Unveiling the Secrets Behind Alibaba’s Full-scale Stress Testing for Double 11
By Zhang Chunmei (Niutu)
11.11 Big Sale for Cloud. Get unbeatable offers with up to 90% off on cloud servers and up to $300 rebate for all products! Click here to learn more.
The importance and necessity of performance testing is an echoing issue that cannot be overlooked. Today, we will summarize performance testing from Alibaba’s perspective, and explore how it is applicable to enterprises alike when it comes to technology and business strategy planning.
The purpose of performance testing is to remove system performance uncertainties caused by peak traffic in large marketing campaigns. An ideal marketing campaign cycle has the following closed-loop process:
Another step should be added between steps 1 and 2, which is environment reconstruction and basic data preparation, to emphasize that stress tests must be performed in the production environment.
- Preparation of the stress testing environment: A real-world online environment must be reused so that the stress testing results and problem exposure reflect the most realistic situations. Stress testing data can be identified and passed-through globally.
- Basic data preparation: By taking an e-commerce scenario as an example, construct core basic data, such as buyer, seller, and commodity information, which meets the needs of the promotion scenario. Online data is used as the data source and kept at the same magnitude to perform sampling, filtering, and data masking.
Performance testing evaluates capacity, identifies bottlenecks, and solves problems through a real and efficient stress testing method to ensure the stability of activities. Each step is critical; we’ll be going through each component in this article.
Process and Management
It has been seven years since the launch of Alibaba’s full-link stress testing in 2013. During the past seven years, we have continuously accumulated, summarized, optimized, and evolved from a large-scale activity that involved more than 200 people and all-night stress testing to the more intelligent way of stress testing in work time that requires only a few people. For a project of this size, effective process control and the division of duties are indispensable.
In its years of running the Double 11 safeguard (that is, the full-scale stress testing project), Alibaba has accumulated rich experience and developed a management mode of rigorous process control and division of duties, which is summarized as follows:
Note: The time points in the figure are simulated as a sequence reference only.
Effective process planning and management can greatly improve team collaboration efficiency. Combined with the intelligent capabilities provided by the tool platform, stress tests that used to run overnight and involve 200 people can now be streamlined to a single-day activity requiring fewer than 10 people. The equation in this case is: effective solution + adequate preparation + reliable platform technical products = a successful stress test.

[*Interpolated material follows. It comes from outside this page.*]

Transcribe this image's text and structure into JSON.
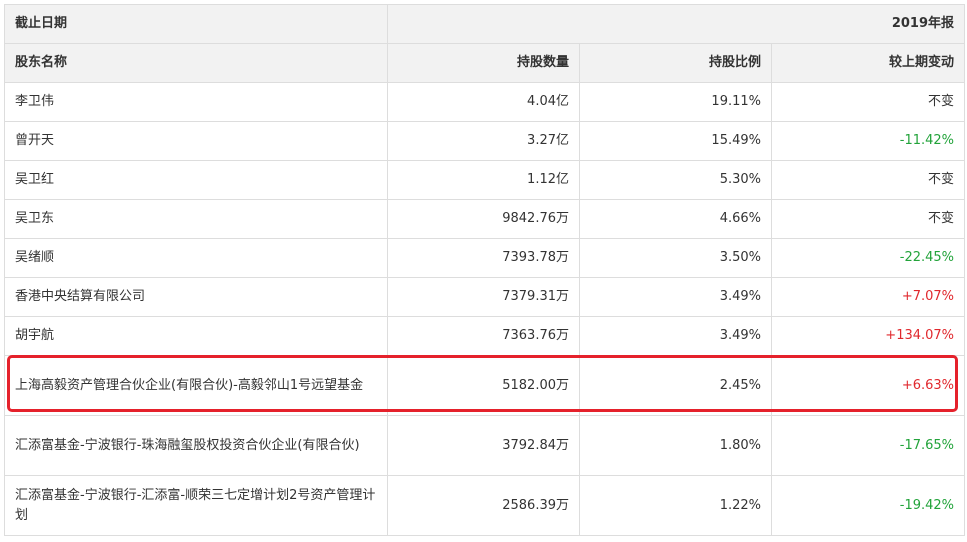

The following describes how Alibaba implements stress testing for annual Double 11, specifically, data preparation, architecture reconstruction, and traffic security policies (environment and traffic isolation), stress testing implementation, and issue identification and analysis.
Reconstruction of the Stress Testing Environment
While preparing data, we should consider the type of the stress testing environment, that is, the deployment environment of the stress testing object. Different environments require different preparations.

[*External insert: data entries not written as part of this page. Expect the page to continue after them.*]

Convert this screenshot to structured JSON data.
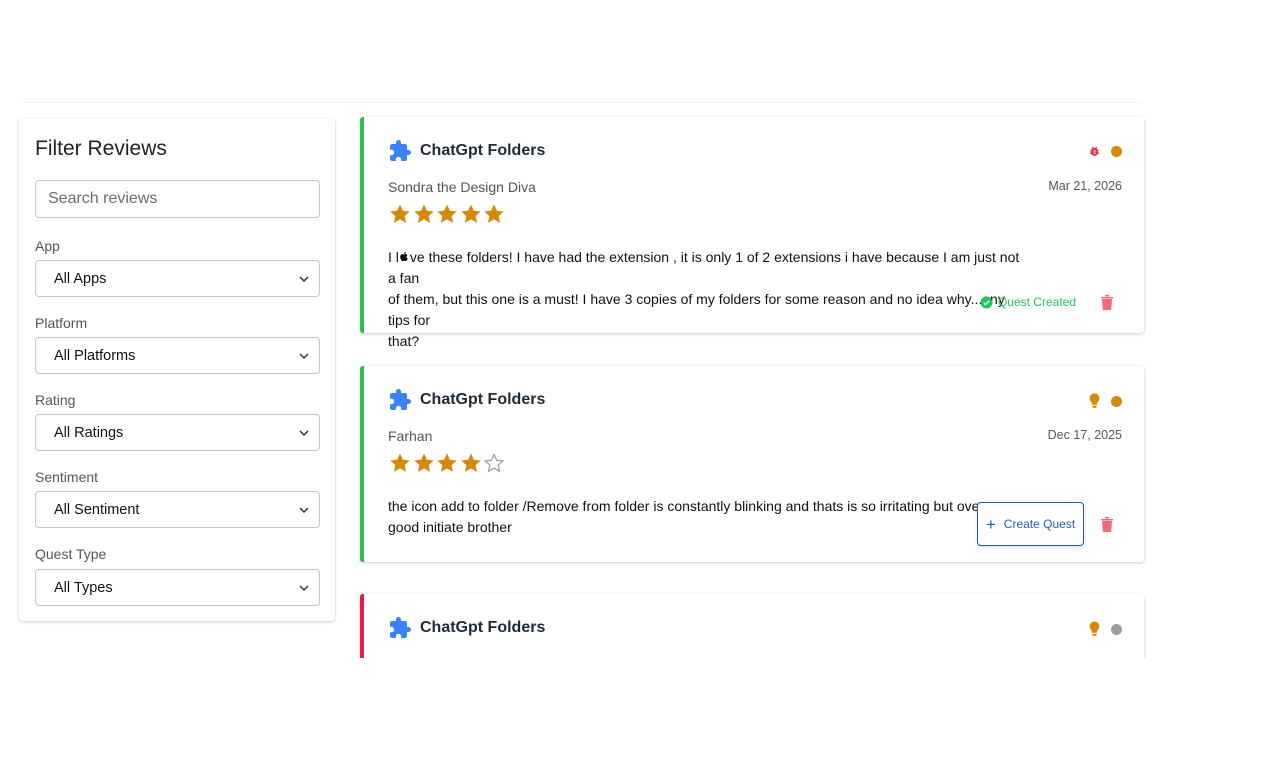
{
  "filters": {
    "title": "Filter Reviews",
    "search_placeholder": "Search reviews",
    "app": {
      "label": "App",
      "value": "All Apps"
    },
    "platform": {
      "label": "Platform",
      "value": "All Platforms"
    },
    "rating": {
      "label": "Rating",
      "value": "All Ratings"
    },
    "sentiment": {
      "label": "Sentiment",
      "value": "All Sentiment"
    },
    "quest_type": {
      "label": "Quest Type",
      "value": "All Types"
    }
  },
  "reviews": [
    {
      "app": "ChatGpt Folders",
      "author": "Sondra the Design Diva",
      "date": "Mar 21, 2026",
      "rating": 5,
      "text_line1": "I l",
      "text_line1b": "ve these folders! I have had the extension , it is only 1 of 2 extensions i have because I am just not a fan",
      "text_line2": "of them, but this one is a must! I have 3 copies of my folders for some reason and no idea why...any tips for",
      "text_line3": "that?",
      "quest_status": "Quest Created",
      "type_icon": "bug-icon",
      "sentiment_color": "#d4890a",
      "accent": "#2fbf4f"
    },
    {
      "app": "ChatGpt Folders",
      "author": "Farhan",
      "date": "Dec 17, 2025",
      "rating": 4,
      "text_line1": "the icon add to folder /Remove from folder is constantly blinking and thats is so irritating but overall",
      "text_line2": "good initiate brother",
      "create_label": "Create Quest",
      "type_icon": "lightbulb-icon",
      "sentiment_color": "#d4890a",
      "accent": "#2fbf4f"
    },
    {
      "app": "ChatGpt Folders",
      "type_icon": "lightbulb-icon",
      "sentiment_color": "#9e9e9e",
      "accent": "#e11d48"
    }
  ],
  "colors": {
    "star": "#d4890a",
    "puzzle": "#3b82f6",
    "bug": "#e0314f",
    "trash": "#ef6b7a",
    "quest_created": "#22c55e",
    "button": "#1e5fa8"
  }
}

In Alibaba, all stress tests, including the stress test for Double 11, are performed in the online environment. In this case, it is necessary to assess, for a full-link stress test, whether it is possible to directly use the existing environment, whether an API will be intercepted after being used for multiple stress tests, whether the impact of dirty data would occur, and how to avoid such impact. These problems can be classified into two types: business and data transmission. The problems are fairly clear-cut, so we will make reconstructions according to these two types.
The reconstructions include business reconstruction and middleware reconstruction, which have been completed in the era of internal full-link stress testing 1.0. For external customers, it can be used as a reference for technical transformation. At the same time, we can offer one-stop capabilities through mature products and solutions, saving you complex transformation and maintenance costs.
The purpose of business reconstruction is to handle business exceptions during stress testing or solve the problem where stress testing requests cannot be executed normally. For example:
- Traffic differentiation and identification: distinguishes stress testing traffic from business traffic, and allows both of them to be identified in the full-link system.
- The singleness of traffic: For example, if a user places an order and repeats it, the latter action fails.
- Traffic limiting and interception: If traffic limiting is required, inbound traffic degradation must be configured to enable configuration adjustment in real time.
- Remove the impact of stress testing data on statistics.
- Dynamic verification.
It is impossible to list all the content involved in business transformation, which instead needs to be sorted out according to different business models, business architectures, and configurations. After general streamlining and transformation, all subsequent new applications are developed in accordance with the specifications, and only basic troubleshooting is required before the annual stress testing.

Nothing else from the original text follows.